(436) SAM70+, over besondere reis met mooi uitsig (11)

25 februari 2016 - Kruger National Park, Zuid-Afrika

Donderdag 25 februari 2016

Koddig, kaken, koeien en kalven

Iedereen denkt wat anders, maar leeuwen kunnen in bomen klimmen en zijn helemaal niet bang voor water. De leeuw is bijzonder snel. Hij loopt de honderd meter in ongeveer vier seconden, ruim tweemaal zo snel als de winnaar van het goud op de Olympische Spelen van Sydney. Z’n uithoudingsvermogen is niet bijster groot. Heeft een prooidier de eerste aanvalssprint overleefd, slaagt het meestal wel om te ontkomen.

Kruger Nationaal Park is het land van het grote wild. Op het oppervlak van bijna twintigduizend vierkante kilometer trekken leeuw, neushoorn en olifant traag en koninklijk door een landschap, dat eeuwenlang onveranderd is. Na de olifant is de witte neushoorn het grootste landzoogdier. Net als de zwarte neushoorn is hij eigenlijk grijs. Het is niet duidelijk waaraan ze hun naam hebben te danken, al slaat die van de zwarte neushoorn wellicht op zijn humeur. De zwarte leeft solitair en is agressief. Geen avances dus. Hij is kleiner dan de witte en heeft een puntige bovenlip, waarmee hij takjes vastgrijpt die hij van bomen eet. De witte neushoorn is bij de schouder wel twee meter hoog, heeft een brede, rechte bovenlip en is een grazer.

Het nijlpaard behoort ook tot de zwaargewichten. Een stier kan wel vijftienhonderd kilo zwaar zijn. Het grootste deel van het jaar leeft het nijlpaard zonder problemen samen met de krokodil in de rivieren. Krokodillen vallen echter soms pasgeboren nijlpaardjes aan. Gaat een jong geboren worden, verjagen omringende nijlpaarden alle krokodillen in de buurt.
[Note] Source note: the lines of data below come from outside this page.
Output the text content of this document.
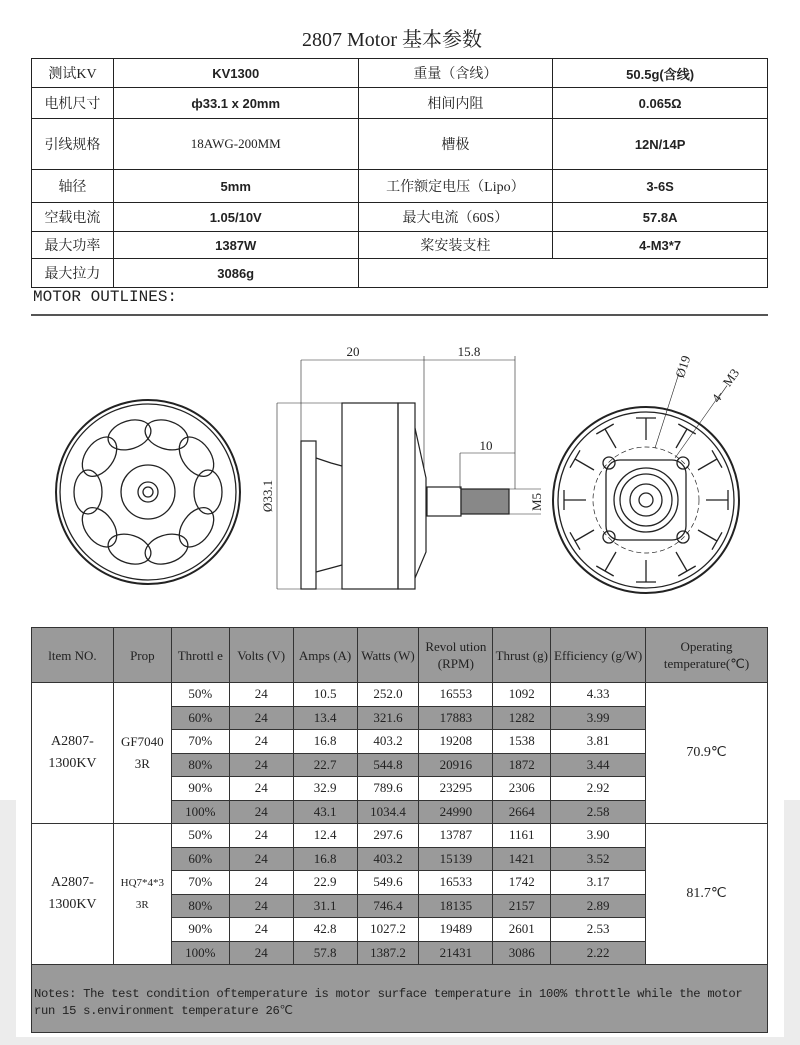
2807 Motor 基本参数
测试KV	KV1300	重量（含线）	50.5g(含线)
电机尺寸	ф33.1 x 20mm	相间内阻	0.065Ω
引线规格	18AWG-200MM	槽极	12N/14P
轴径	5mm	工作额定电压（Lipo）	3-6S
空载电流	1.05/10V	最大电流（60S）	57.8A
最大功率	1387W	桨安装支柱	4-M3*7
最大拉力	3086g		
MOTOR OUTLINES:
20	15.8
10
Ø33.1	M5
Ø19 4—M3
ltem NO.	Prop	Throttl e	Volts (V)	Amps (A)	Watts (W)	Revol ution (RPM)	Thrust (g)	Efficiency (g/W)	Operating temperature(℃)
A2807- 1300KV	GF7040 3R	50%	24	10.5	252.0	16553	1092	4.33	70.9℃
		60%	24	13.4	321.6	17883	1282	3.99	
		70%	24	16.8	403.2	19208	1538	3.81	
		80%	24	22.7	544.8	20916	1872	3.44	
		90%	24	32.9	789.6	23295	2306	2.92	
		100%	24	43.1	1034.4	24990	2664	2.58	
A2807- 1300KV	HQ7*4*3 3R	50%	24	12.4	297.6	13787	1161	3.90	81.7℃
		60%	24	16.8	403.2	15139	1421	3.52	
		70%	24	22.9	549.6	16533	1742	3.17	
		80%	24	31.1	746.4	18135	2157	2.89	
		90%	24	42.8	1027.2	19489	2601	2.53	
		100%	24	57.8	1387.2	21431	3086	2.22	
Notes: The test condition oftemperature is motor surface temperature in 100% throttle while the motor run 15 s.environment temperature 26℃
Hulp hebben ze daarbij niet nodig. Een interessante eigenschap van het dier is dat hij geen haar heeft, geen zweetklieren en een zeer dunne opperhuid over een dikke huid. Aangezien hun dikke huid gevoelig is voor hitte en zonlicht brengen nijlpaarden het grootste deel van de dag in het water door, meest diep water waarin ze onder water toevend voorkomen dat ze uitdrogen. 
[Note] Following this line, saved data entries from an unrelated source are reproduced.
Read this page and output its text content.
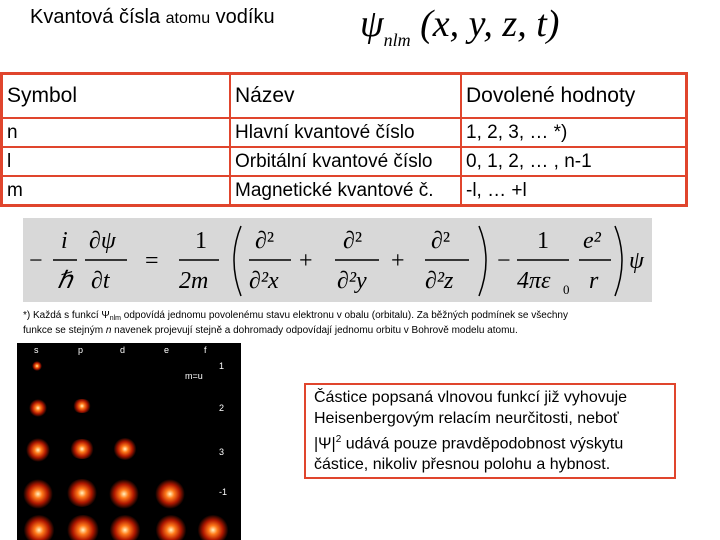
Kvantová čísla atomu vodíku $\psi_{nlm}$ (x, y, z, t)
Symbol	Název	Dovolené hodnoty
n	Hlavní kvantové číslo	1, 2, 3, … *)
l	Orbitální kvantové číslo	0, 1, 2, … , n-1
m	Magnetické kvantové č.	-l, … +l
−
i
ℏ
∂ψ
∂t
=
1
2m
∂²
∂²x
+
∂²
∂²y
+
∂²
∂²z
−
1
4πε 0
e²
r
ψ
*) Každá s funkcí $\Psi_{nlm}$ odpovídá jednomu povolenému stavu elektronu v obalu (orbitalu). Za běžných podmínek se všechny
funkce se stejným n navenek projevují stejně a dohromady odpovídají jednomu orbitu v Bohrově modelu atomu.
s	p	d	e	f
1
m=u
2
3
-1
Částice popsaná vlnovou funkcí již vyhovuje
Heisenbergovým relacím neurčitosti, neboť
$|\Psi|^2$ udává pouze pravděpodobnost výskytu
částice, nikoliv přesnou polohu a hybnost.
Ondanks zijn ietwat koddige uiterlijk is het nijlpaard in het water een handige, sierlijke zwemmer. De koeien zogen hun jongen onder water, waarbij de jongen om de paar minuten boven water komen om te ademen. De enorme kaken van het nijlpaard, met angstaanjagende tanden, kunnen met gemak een krokodil in tweeën bijten, maar het nijlpaard is planteneter en slokt wel honderdtachtig kilo gras en rietschoten op in één nacht. Z’n gierst spreidt hij komisch in het rond.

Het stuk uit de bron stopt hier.